Cette procédure vise officiellement à vérifier la compatibilité du profil avec les exigences du poste.
L’enquête devra déterminer si le processus de nomination a respecté toutes les règles de neutralité requises pour un tel organisme.
Ne rêvons pas, une annulation pure et simple de la nomination reste hautement improbable à ce stade. En revanche, un encadrement drastique de ses futures missions semble désormais inévitable pour rassurer.
Le bras de fer ne fait que commencer. La ruralité reste plus vigilante que jamais.
Cette nomination controversée à l’Office français de la biodiversité cristallise les tensions entre l’État et la ruralité. Alors que la FNC interpelle Matignon, restez vigilants face aux conclusions de l’enquête administrative à venir : elles détermineront l’évolution concrète de la pression réglementaire.
FAQ
Quel poste occupe Anne Le Strat à l’OFB et pourquoi sa nomination fait-elle polémique ?

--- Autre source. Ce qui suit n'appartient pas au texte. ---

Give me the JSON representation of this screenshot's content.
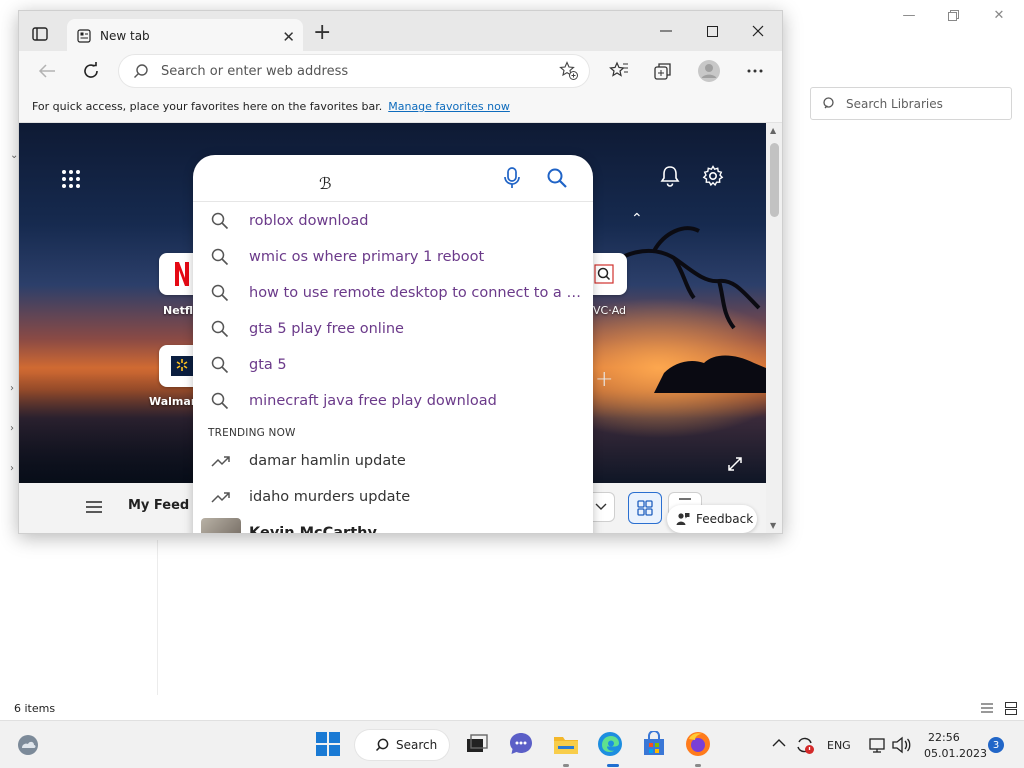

Anne Le Strat a été nommée Directrice générale déléguée à la mobilisation de la société au sein de l’Office français de la biodiversité (OFB) en janvier 2026. Cette décision provoque une vive controverse : vous constatez une levée de boucliers de la part de la Coordination Rurale et de la Fédération Nationale des Chasseurs. Ces acteurs dénoncent un profil jugé trop militant et politique, incompatible avec l’exigence de neutralité attendue d’un service public environnemental.
En quoi consiste l’interpellation de Willy Schraen au Premier ministre concernant l’OFB ?
Le président de la Fédération Nationale des Chasseurs (FNC), Willy Schraen, s’apprête à solliciter directement le Premier ministre pour contester cette nomination. Son objectif est clair : obtenir des explications sur ce qu’il perçoit comme un signal de « guerre » envoyé aux ruraux. Cette démarche s’inscrit dans un contexte de tensions accrues où la FNC critique une écologie punitive et menace de rompre le dialogue avec l’État si les intérêts cynégétiques ne sont pas respectés.
Quelles sont les missions exactes de la direction « Mobilisation de la société » de l’OFB ?
Cette direction stratégique a pour but d’impliquer l’ensemble des acteurs, des citoyens aux décideurs, dans la préservation de la biodiversité. Votre compréhension du poste doit inclure deux volets : réduire les pressions anthropiques sur les écosystèmes et encourager les actions positives en faveur du vivant. Il s’agit d’une fonction d’influence et de pédagogie, distincte des missions de police ou d’expertise technique de l’Office.
Pourquoi le sénateur Laurent Duplomb s’oppose-t-il à cette nomination ?
Laurent Duplomb, sénateur LR, qualifie cette nomination de provocation politique à l’encontre du monde agricole. Il pointe du doigt le passé d’élue écologiste d’Anne Le Strat et ses prises de position antérieures. Sa crainte majeure réside dans un risque de partialité : il redoute que l’OFB ne durcisse ses contrôles sur les exploitations agricoles sous l’impulsion d’une vision idéologique de l’écologie, au détriment de la réalité du terrain.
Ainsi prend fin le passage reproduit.